Conventional AGW greenhouse theory assumes, however, that the primary greenhouse gas water vapor is instead controlled by man-made CO2, which allegedly amplifies [via "positive feedback"] the greenhouse effect of CO2 by a factor of 3-5 times. This new paper torpedoes that theory by demonstrating that the natural adiabatic lapse rate [which is dependent only upon atmospheric mass, gravity, and atmospheric heat capacity at constant pressure, and is completely independent of CO2 levels] instead controls the relative humidity/water vapor content of air masses as they rise/expand/cool/dry and then fall/compress/warm in an infinite cycle due to the gravity field.
Catastrophic global warming theory is additionally torpedoed by overwhelming observational evidence that water vapor feedback is negative, not positive, and therefore counteracts any warming effect of CO2 via a self-regulating homeostatic mechanism. The wet adiabatic lapse rate is only one-half the dry adiabatic lapse rate, proving that water vapor acts as a negative-feedback cooling agent, not as a positive-feedback warming agent.

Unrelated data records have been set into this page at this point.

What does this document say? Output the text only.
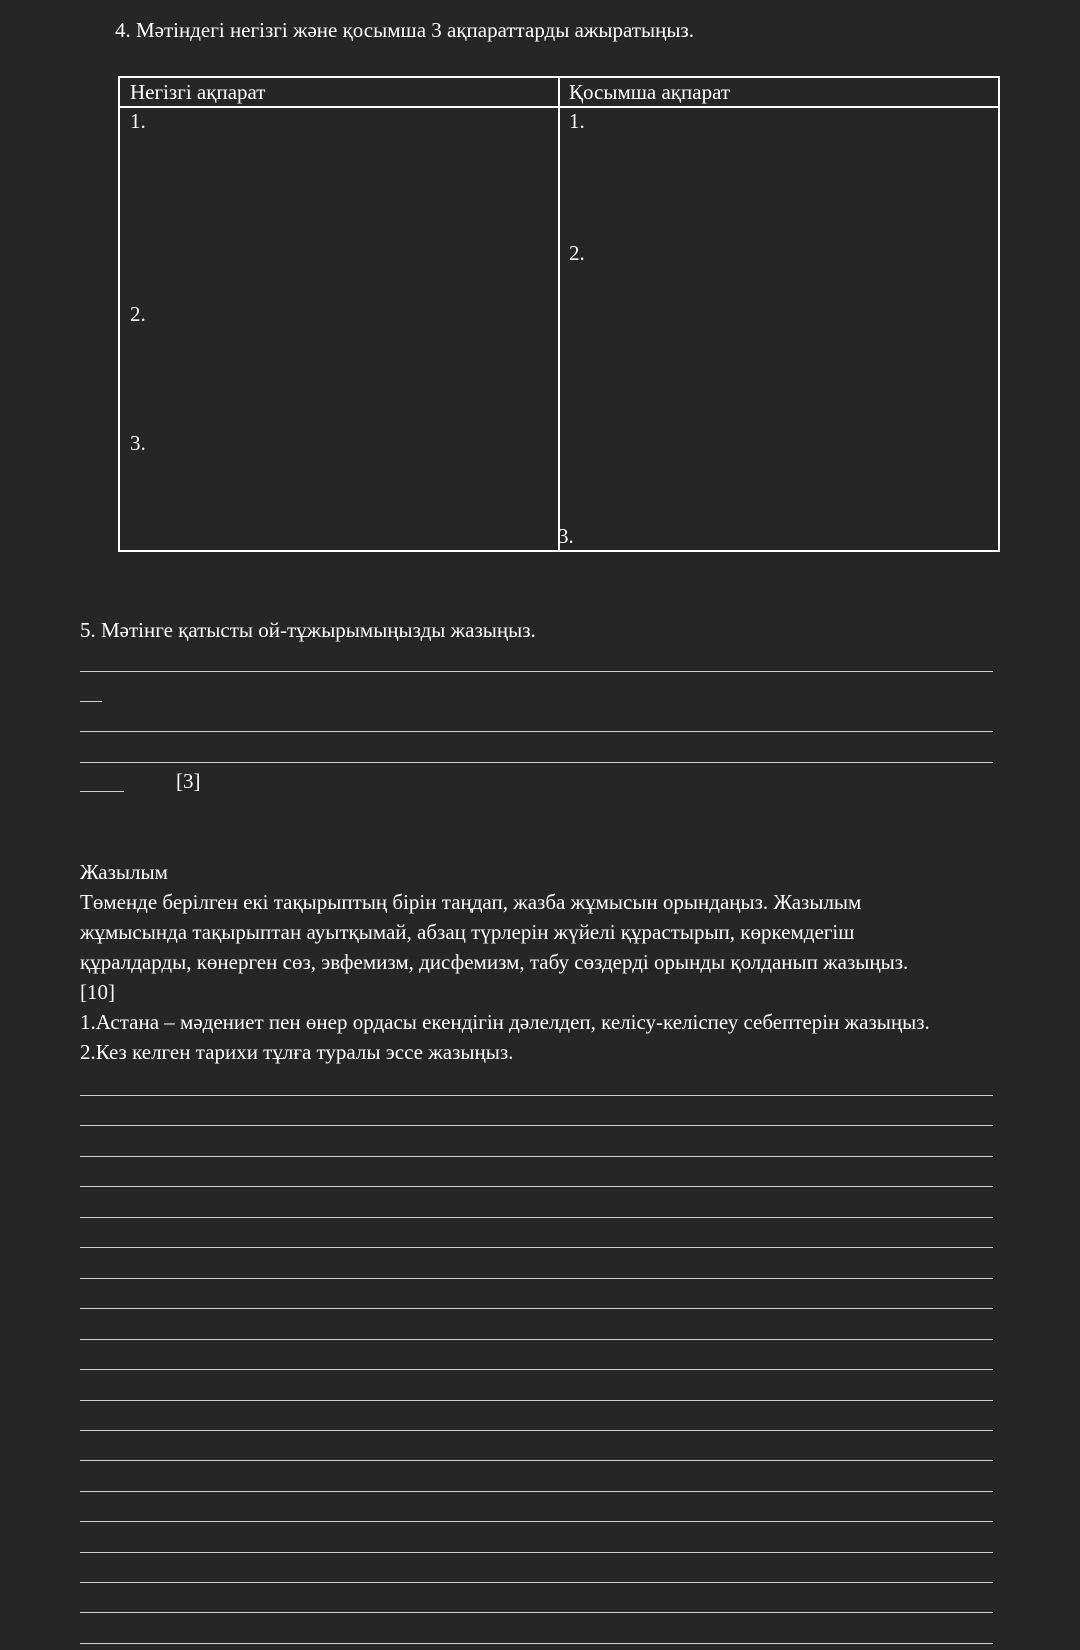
4. Мәтіндегі негізгі және қосымша 3 ақпараттарды ажыратыңыз.
Негізгі ақпарат	Қосымша ақпарат
1.
2.
3.
1.
2.
3.
5. Мәтінге қатысты ой-тұжырымыңызды жазыңыз.
[3]
Жазылым
Төменде берілген екі тақырыптың бірін таңдап, жазба жұмысын орындаңыз. Жазылым
жұмысында тақырыптан ауытқымай, абзац түрлерін жүйелі құрастырып, көркемдегіш
құралдарды, көнерген сөз, эвфемизм, дисфемизм, табу сөздерді орынды қолданып жазыңыз.
[10]
1.Астана – мәдениет пен өнер ордасы екендігін дәлелдеп, келісу-келіспеу себептерін жазыңыз.
2.Кез келген тарихи тұлға туралы эссе жазыңыз.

Processes controlling water vapor in the upper troposphere / lowermost stratosphere: An analysis of eight years of monthly measurements by the IAGOS-CARIBIC observatory
A. Zahn et al
An extensive set of in situ water vapor (H2O) data obtained by the IAGOS-CARIBIC passenger aircraft at 10–12 km altitude over eight years (2005 – 2013) is analyzed. A multifaceted description of the vertical distribution of H2O from the upper troposphere (UT) via the extra-tropical tropopause mixing layer (exTL) into the lowermost stratosphere (LMS) is given. Compared to longer-lived trace gases, H2O is highly variable in the UT and exTL. It undergoes considerable seasonal variation, with maxima in summer and in phase from the UT up to ~4 km above the tropopause. The transport and dehydration pathways of air starting at the Earth's surface and ending at 10–12 km altitude are reconstructed based upon (i) potential temperature (θ), (ii) relative humidity with respect to ice (RHi), and (iii) back trajectories as a function of altitude relative to the tropopause. RHi [relative humidity with respect to ice] of an air mass was found to be primarily determined by its temperature change during recent vertical movement, i.e. cooling during ascent/expansion and warming during descent/compression. The data show with great clarity that H2O and RHi at 10–12 km altitude are controlled by three dominant transport/dehydration pathways: (i) the Hadley circulation, i.e. convective uplift in the tropics and pole-ward directed subsidence drying from the tropical tropopause layer (TTL) with observed RHi down to 2%, (ii) warm conveyor belts and mid-latitude convection transporting moist air into the UT with observed RHi usually above 60%, and (iii) the Brewer-Dobson shallow and deep branches with observed RHi down to 1%.